Most men are back at work within a few days of having a vasectomy, but full recovery does take a little longer than a few days. In the weeks following a vasectomy some extra personal care and attention to hygiene will be necessary. The following tips will assist your recovery and ensure that your life gets back to normal as quickly as possible.
Get Some Rest
Vasectomy recovery starts with plenty of rest. For the first two or three days following surgery you should be spending your time resting. You should certainly avoid any strenuous activity, heavy lifting or carrying. If possible, try lying down with your feet slightly raised.
Personal hygiene is an important part of recovery. The risk of infection is highest in the first few days, but you can reduce the risk by keeping your genital area as clean and as dry as possible.
Do not attempt to take a shower or a bath for at least 24 hours after surgery. It is safe to start showering or have a bath after 48 hours, provided you pay careful attention to drying your genitals gently and completely.
During your recovery you should make sure that each day you wear clean underwear.
It’s normal to experience slight swelling and bruising of the scrotum after vasectomy surgery. This may cause you some discomfort initially, or it can be painful. An ice pack will help reduce swelling, and you should avoid taking aspirin or ibuprofen in the first 48 hours. Those painkillers may actually increase bruising or bleeding around the incision.
If the pain is persistent, then try placing an ice pack on the scrotum to ease any discomfort.
You will be advised by your doctor to wear close fitting underwear that provides some support for your scrotum. Wearing a jockstrap or an athletic supporter for a week or two will play an important part in your recovery.
Discomfort will be considerably reduced by wearing supportive underwear all day, and also at night.
You may also experience a feeling of fullness inside your testicles. This is quite normal and should not last long. You should see your doctor if this sensation continues for more than a few weeks.
Try to wait at least a week after surgery before you start having sex. When you are ready for sex, there will still be some sperm present inside your vas deferens and your semen is not going to be completely clear of sperm until you have had at least twenty ejaculations. Contraception will therefore be necessary until tests show that your semen is clear.
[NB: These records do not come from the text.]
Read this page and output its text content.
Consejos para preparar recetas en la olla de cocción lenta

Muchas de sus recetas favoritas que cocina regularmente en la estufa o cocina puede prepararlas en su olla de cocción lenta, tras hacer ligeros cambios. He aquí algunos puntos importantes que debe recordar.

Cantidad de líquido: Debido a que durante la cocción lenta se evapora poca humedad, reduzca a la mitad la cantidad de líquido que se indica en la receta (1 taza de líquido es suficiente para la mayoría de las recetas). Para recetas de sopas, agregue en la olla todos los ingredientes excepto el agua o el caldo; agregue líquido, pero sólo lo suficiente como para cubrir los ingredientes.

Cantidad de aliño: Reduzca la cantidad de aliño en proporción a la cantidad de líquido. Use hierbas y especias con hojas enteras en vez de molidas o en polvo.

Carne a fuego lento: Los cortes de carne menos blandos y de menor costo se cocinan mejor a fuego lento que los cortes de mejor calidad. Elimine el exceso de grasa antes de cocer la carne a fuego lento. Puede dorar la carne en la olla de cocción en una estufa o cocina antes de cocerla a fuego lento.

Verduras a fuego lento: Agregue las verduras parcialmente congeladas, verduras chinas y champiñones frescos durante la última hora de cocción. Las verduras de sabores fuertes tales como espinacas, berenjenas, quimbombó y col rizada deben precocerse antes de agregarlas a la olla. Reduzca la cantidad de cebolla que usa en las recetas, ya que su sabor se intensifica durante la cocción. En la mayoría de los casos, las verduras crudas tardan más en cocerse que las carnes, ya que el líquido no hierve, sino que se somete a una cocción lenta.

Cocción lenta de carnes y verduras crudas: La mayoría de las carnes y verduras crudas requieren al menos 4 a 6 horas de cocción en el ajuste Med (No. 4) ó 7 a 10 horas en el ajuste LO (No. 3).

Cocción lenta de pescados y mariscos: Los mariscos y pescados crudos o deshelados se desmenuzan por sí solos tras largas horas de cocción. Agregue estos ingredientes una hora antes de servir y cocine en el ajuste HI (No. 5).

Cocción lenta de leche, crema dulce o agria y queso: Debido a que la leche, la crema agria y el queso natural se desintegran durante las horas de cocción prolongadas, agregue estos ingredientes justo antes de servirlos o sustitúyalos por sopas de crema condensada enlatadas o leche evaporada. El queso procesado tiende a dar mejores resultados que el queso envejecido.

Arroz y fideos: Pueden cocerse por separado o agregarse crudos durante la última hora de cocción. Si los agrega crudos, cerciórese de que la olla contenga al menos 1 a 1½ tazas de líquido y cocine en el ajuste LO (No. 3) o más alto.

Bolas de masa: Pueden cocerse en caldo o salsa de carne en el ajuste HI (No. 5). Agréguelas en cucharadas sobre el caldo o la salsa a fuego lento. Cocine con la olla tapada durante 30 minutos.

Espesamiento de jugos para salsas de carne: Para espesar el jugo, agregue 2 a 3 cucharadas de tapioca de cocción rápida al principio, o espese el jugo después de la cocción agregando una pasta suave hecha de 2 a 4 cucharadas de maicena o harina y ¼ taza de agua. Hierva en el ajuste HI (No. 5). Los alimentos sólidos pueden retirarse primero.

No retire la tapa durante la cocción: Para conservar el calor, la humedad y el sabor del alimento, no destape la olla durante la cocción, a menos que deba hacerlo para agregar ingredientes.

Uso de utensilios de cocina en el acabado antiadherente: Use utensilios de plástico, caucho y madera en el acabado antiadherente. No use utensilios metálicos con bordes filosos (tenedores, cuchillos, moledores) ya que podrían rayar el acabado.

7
Don’t be alarmed by the sight of a little blood in your semen. This is quite normal for the first few ejaculations after a vasectomy.
Wait For Your Semen Test Results
You can only be sure that there is no risk of pregnancy after you have had your semen tested and when results show no sign of sperm being present.
A semen test should be taken at least two months after the vasectomy. A second test might be necessary later on, if the first test does not show a complete absence of sperm.
Once the tests have been finalized, and the doctor is satisfied with the success of your vasectomy, you will know that you have done everything right and your recovery is complete.